When CI Costs More Than It Saves

In my June production numbers post, one paragraph near the end did a lot of quiet work: the only thing that buckled under ten days of agent-paced shipping was not the code or the review gates, it was GitHub Actions' default configuration. I called it a footnote and said the lesson generalized. This is the post that footnote pointed at.

Two takeaways, and I will say both again at the end. First, the failure mode: every default in a hosted CI stack is priced and tuned for a team that merges a handful of PRs a day, and when an AI-native workflow raises that an order of magnitude, the billing model breaks before the engineering does. The constraint stops being "is the code correct" and becomes "can I afford to ask." Second, the fix: I moved validation and deploys onto a workstation, and the workaround turned out to be a better default than the thing it replaced. Faster feedback, zero marginal cost per run, and a budget that physically cannot run away.

What actually broke#

The platform is nine repositories, eight of them private, so nearly every CI minute is billable. The org runs on a GitHub Team plan whose included allowance is 3,000 Actions minutes a month. A human team merging five PRs a day never sees the edge of that number. This workflow ran into it mid-May, and when the included minutes were gone, CI hard-paused across the entire org. Jobs did not fail usefully. They died at setup in a few seconds, which looks exactly like a broken pipeline until you realize the pipeline is fine and the meter is empty.

That is the part worth sitting with. The gates were doing their job right up until the moment the account could no longer pay for them to run. Nothing was wrong with the tests. The economics simply assumed a slower team.

Why the reflex answer was wrong#

The obvious move is to raise the spending limit and buy more minutes. I did the arithmetic on that and stopped. At this PR rate, paying per-minute for hosted runners on a fleet of private repos is an open-ended bill that scales with exactly the thing I am trying to increase. Every additional unit of velocity would cost more money, forever, to validate work that a machine sitting three feet away could validate for free.

So the goal changed from "buy enough CI" to "stop renting CI by the minute for work I can run locally." The hosted runner was never doing anything magic. It was running the same checks any laptop can run.

The local CI mirror#

The replacement is a script that mirrors each repo's pr-validation.yml step for step on the workstation: the test suite, the linter, the Lambda layer build, the contract-drift check, and a secret scan. Same checks, same order, same pass or fail, run before anything is pushed. A red result shows up in seconds on the machine where the code was written, instead of minutes later in a tab, billed.

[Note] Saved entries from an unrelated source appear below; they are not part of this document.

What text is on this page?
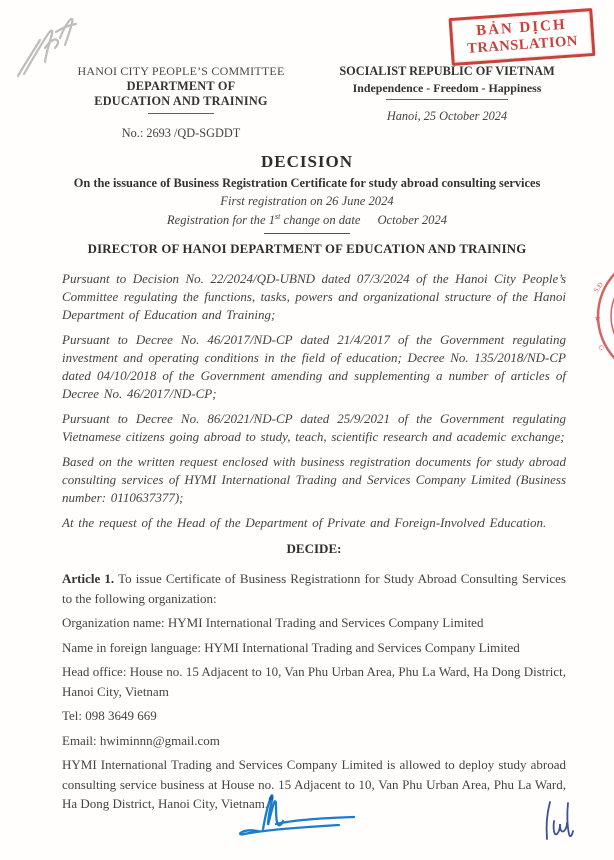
BẢN DỊCH
TRANSLATION
S.Đ
★
G
HANOI CITY PEOPLE’S COMMITTEE
DEPARTMENT OF
EDUCATION AND TRAINING
No.: 2693 /QD-SGDDT
SOCIALIST REPUBLIC OF VIETNAM
Independence - Freedom - Happiness
Hanoi, 25 October 2024
DECISION
On the issuance of Business Registration Certificate for study abroad consulting services
First registration on 26 June 2024
Registration for the 1st change on date October 2024
DIRECTOR OF HANOI DEPARTMENT OF EDUCATION AND TRAINING

Pursuant to Decision No. 22/2024/QD-UBND dated 07/3/2024 of the Hanoi City People’s Committee regulating the functions, tasks, powers and organizational structure of the Hanoi Department of Education and Training;

Pursuant to Decree No. 46/2017/ND-CP dated 21/4/2017 of the Government regulating investment and operating conditions in the field of education; Decree No. 135/2018/ND-CP dated 04/10/2018 of the Government amending and supplementing a number of articles of Decree No. 46/2017/ND-CP;

Pursuant to Decree No. 86/2021/ND-CP dated 25/9/2021 of the Government regulating Vietnamese citizens going abroad to study, teach, scientific research and academic exchange;

Based on the written request enclosed with business registration documents for study abroad consulting services of HYMI International Trading and Services Company Limited (Business number: 0110637377);

At the request of the Head of the Department of Private and Foreign-Involved Education.

DECIDE:

Article 1. To issue Certificate of Business Registrationn for Study Abroad Consulting Services to the following organization:

Organization name: HYMI International Trading and Services Company Limited

Name in foreign language: HYMI International Trading and Services Company Limited

Head office: House no. 15 Adjacent to 10, Van Phu Urban Area, Phu La Ward, Ha Dong District, Hanoi City, Vietnam

Tel: 098 3649 669

Email: hwiminnn@gmail.com

HYMI International Trading and Services Company Limited is allowed to deploy study abroad consulting service business at House no. 15 Adjacent to 10, Van Phu Urban Area, Phu La Ward, Ha Dong District, Hanoi City, Vietnam.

The one real hazard with a local mirror is drift. The moment the workstation script and the committed workflow disagree, "passes locally" stops meaning "passes CI," and you have built a gate that lies. So the mirror carries a drift guard: if a repo's actual pr-validation.yml changes, the local runner warns that it is now out of sync and needs to be reconciled. The mirror is only trustworthy for as long as it provably matches the thing it stands in for, and the guard is what keeps that claim honest.

I will not pretend this is free of cost. A local run skips whatever a hosted runner does that a workstation cannot reproduce, and those skips are coverage gaps you have to know about rather than discover later. The honest framing is not "local CI is strictly better," it is "local CI is better for this fleet, with eyes open about what it does not cover."

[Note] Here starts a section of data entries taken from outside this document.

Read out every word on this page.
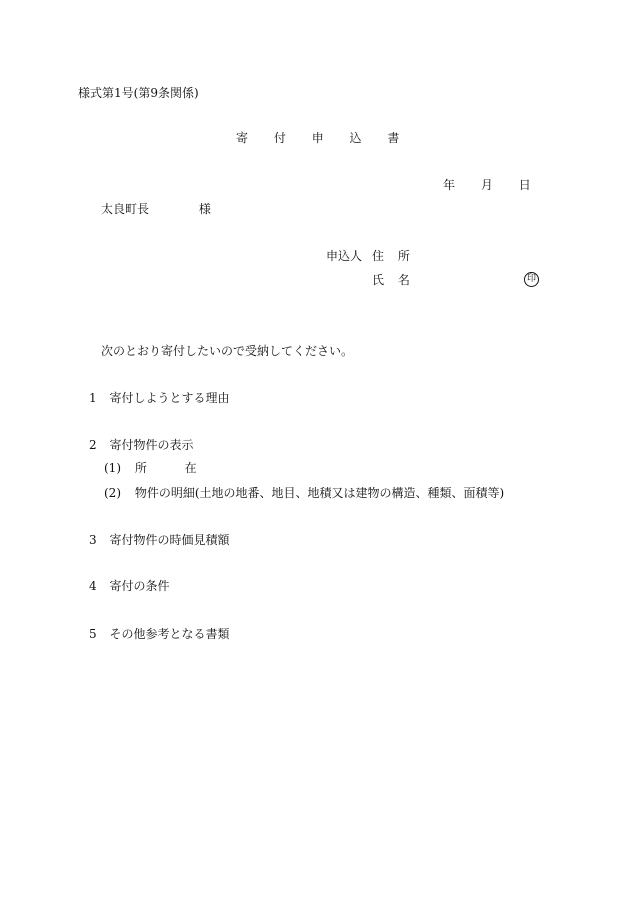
様式第1号(第9条関係)
寄 付 申 込 書
年 月 日
太良町長	様
申込人 住 所
氏 名	印
次のとおり寄付したいので受納してください。
1 寄付しようとする理由
2 寄付物件の表示
(1) 所	在
(2) 物件の明細(土地の地番、地目、地積又は建物の構造、種類、面積等)
3 寄付物件の時価見積額
4 寄付の条件
5 その他参考となる書類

Local deploys, same logic#

Validation was half of it. The other half was shipping. When the cap bites, deploys move to the workstation too: build from a mainline checkout, push to S3, invalidate CloudFront, done. One of the products in private development now deploys exclusively from a local script by design, not as a fallback.

This path has its own set of traps, and they are sharp enough that I keep a pre-deploy review for them: deploying with an empty environment file bakes a broken build, a careless sync with --delete can clobber files a Lambda owns, and a handful of settings only work in lockstep pairs where changing one without the other breaks production. None of those are CI's job to catch, which is precisely why moving off CI made them my job to catch deliberately. The trail is still auditable, every frontend deploy ends in a full CloudFront invalidation, so the invalidation logs record what the Actions API no longer sees.

The budget that cannot run away#

The last piece is a guard so the failure mode never recurs silently. An auto-pause workflow watches the Actions spend and disables CI when it approaches the cap, so the budget dies gracefully instead of mid-deploy. The effect is that hosted CI is now a small, bounded, best-effort convenience layered on top of a local process that is the real gate. The monthly Actions bill is capped at single digits and stays there, because the workstation absorbs the volume that used to meter.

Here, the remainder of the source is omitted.